2. Il secondo problema, di ben più complessa soluzione, è che ho scoperto che Wikipedia, per tutelarsi dai tentativi di autopromozione, ha messo in piedi una roba fascistissima che si chiama «criteri di enciclopedicità».
Praticamente, non è che chiunque può scriversi la pagina da solo, ma per essere uno scrittore degno di enciclopedia devi rientrare nei seguenti paletti, che copincollo fedelmente da Wikipedia:
1. ha pubblicato almeno tre libri con case editrici che non producano prevalentemente scritti di esordienti o pagati dagli autori stessi;
2. è presente con i suoi scritti sui principali circuiti distributivi e in almeno una catena di librerie;
3. un suo testo ha vinto premi di rilievo nazionale o internazionale, oppure ha ricevuto autorevoli recensioni da parte di critici su periodici a diffusione nazionale.
Poi ce ne sono anche altri, relativi solo al libro (tipo farsi tradurre in quattro lingue, o che il libro sia legato a un importante fatto di cronaca), ma che sono abbastanza improbabili e che quindi non ho neanche preso in considerazione.
Tornando a quelli di prima, non penso di essere messo poi così male: il punto 2 va bene, perché il libro è distribuito più o meno dappertutto. Il punto 3 posso risolverlo in fretta, perché conosco un tizio che scrive per «Il Foglio» che mi deve un favore. Alla fine fa solo lo stagista ma sta ben intrecciato con quel mondo lì, quindi uno stronzo che mi scrive una recensione, anche dietro pagamento, riesce a trovarmelo. [1]
L’unica cosa che mi manca è il punto 1: con un solo libro non si va da nessuna parte. Devo scriverne almeno tre, e questo libro è fondamentale. Per carità, non che debba essere un capolavoro, mi tocca giusto riempire un centinaio di cartelle, sperare che Simone (l’editore della Rogas) se la beva, e poi via col prossimo. Magari faccio un saggio o un pamphlet, così sono ancora meno pagine.
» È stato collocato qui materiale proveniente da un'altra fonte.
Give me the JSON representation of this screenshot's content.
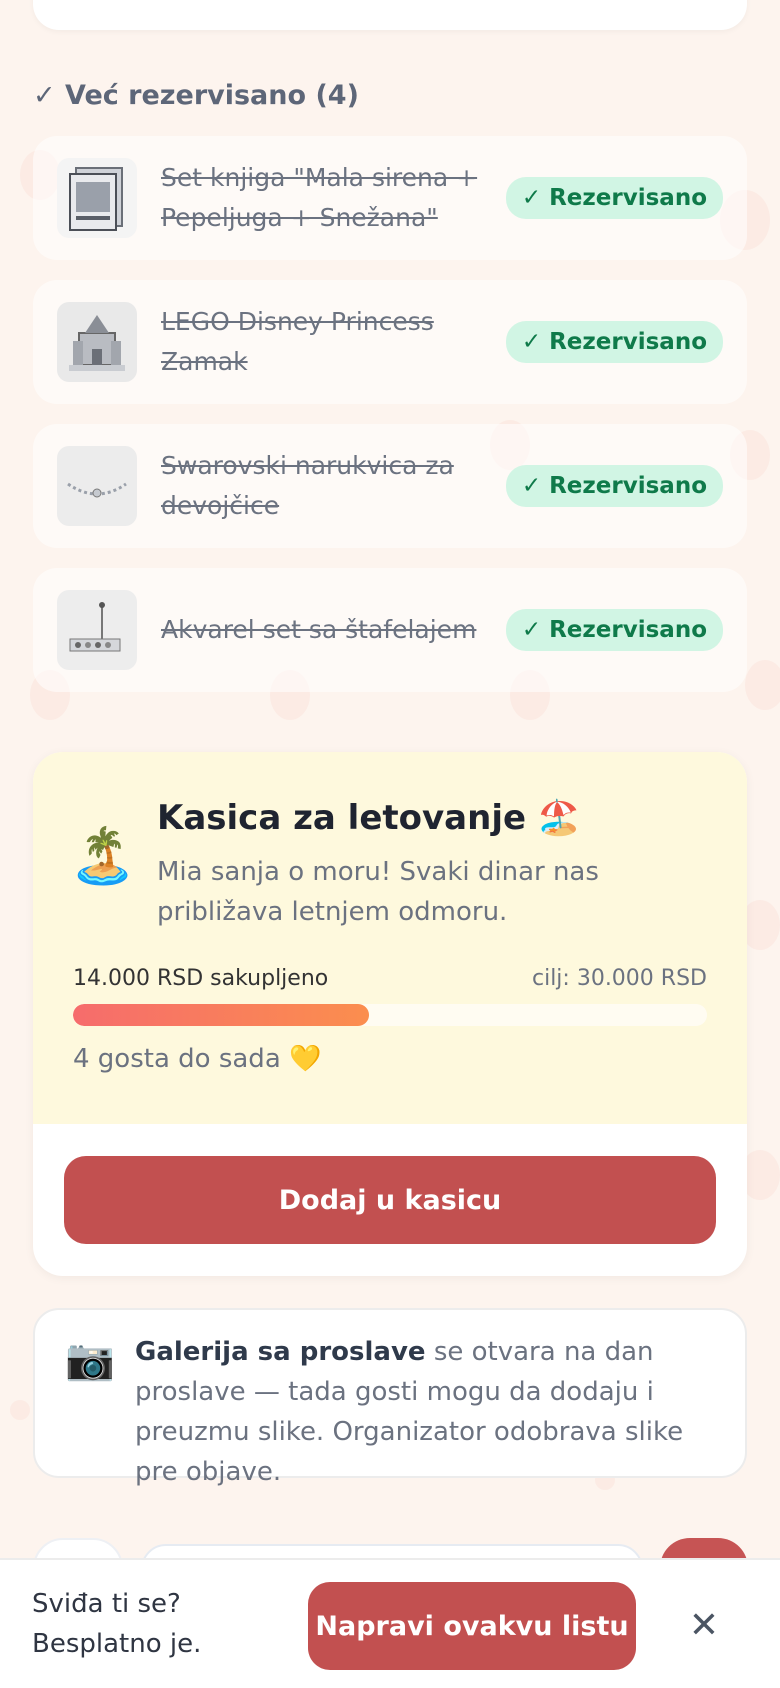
{
  "reserved": {
    "title": "✓ Već rezervisano (4)",
    "items": [
      {
        "name": "Set knjiga \"Mala sirena + Pepeljuga + Snežana\"",
        "badge": "✓ Rezervisano",
        "icon": "book-set-icon"
      },
      {
        "name": "LEGO Disney Princess Zamak",
        "badge": "✓ Rezervisano",
        "icon": "castle-icon"
      },
      {
        "name": "Swarovski narukvica za devojčice",
        "badge": "✓ Rezervisano",
        "icon": "bracelet-icon"
      },
      {
        "name": "Akvarel set sa štafelajem",
        "badge": "✓ Rezervisano",
        "icon": "paint-set-icon"
      }
    ]
  },
  "fund": {
    "emoji": "🏝️",
    "title": "Kasica za letovanje 🏖️",
    "description": "Mia sanja o moru! Svaki dinar nas približava letnjem odmoru.",
    "collected": "14.000 RSD sakupljeno",
    "goal": "cilj: 30.000 RSD",
    "progress_fraction": 0.4667,
    "guests": "4 gosta do sada 💛",
    "button": "Dodaj u kasicu"
  },
  "gallery": {
    "icon": "📷",
    "bold": "Galerija sa proslave",
    "text": " se otvara na dan proslave — tada gosti mogu da dodaju i preuzmu slike. Organizator odobrava slike pre objave."
  },
  "promo": {
    "line1": "Sviđa ti se?",
    "line2": "Besplatno je.",
    "button": "Napravi ovakvu listu",
    "close": "✕"
  },
  "colors": {
    "accent": "#c25050",
    "badge_bg": "#d1f5e4",
    "badge_text": "#0f7a4a",
    "fund_bg": "#fef9dd"
  }
}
«Alec Bogdanovic(????-????) è uno scrittore e saggista italiano»
Sì, il prossimo deve essere un saggio. «Scrittore e saggista» suona meglio che soltanto «scrittore».
In ogni caso, se tutto va secondo i piani, entro fine 2022 dovrei avere tre libri all’attivo, una o due recensioni su periodici rilevanti, e una succosa voce su Wikipedia da sbattere in faccia ai miei affetti, in modo che mi riaccolgano finalmente nel loro circolo dei normali.
E non faccio nemmeno la figura dello sborone, perché alla fine ho scritto tutto sotto pseudonimo. Sarà una roba del tipo «No vabbè, è che volevo tenere separata la vita privata da quella lavorativa… Cioè, lo sai che sono un introverso, non vivrei bene con la popolarità…», come se poi gli scrittori di nicchia se li inculasse qualcuno.
Riassumendo, in questo momento la mia vita è tutta qui: chino sulle sudate carte, atto a far decollare la mia carriera da scrittore. Al che un lettore disattento potrebbe farsi pervadere da un dubbio: «meh, ma se ti ci stai dedicando anima e corpo potevi pure tirare fuori qualcosa di meglio di una cacatina autoreferenziale come questa».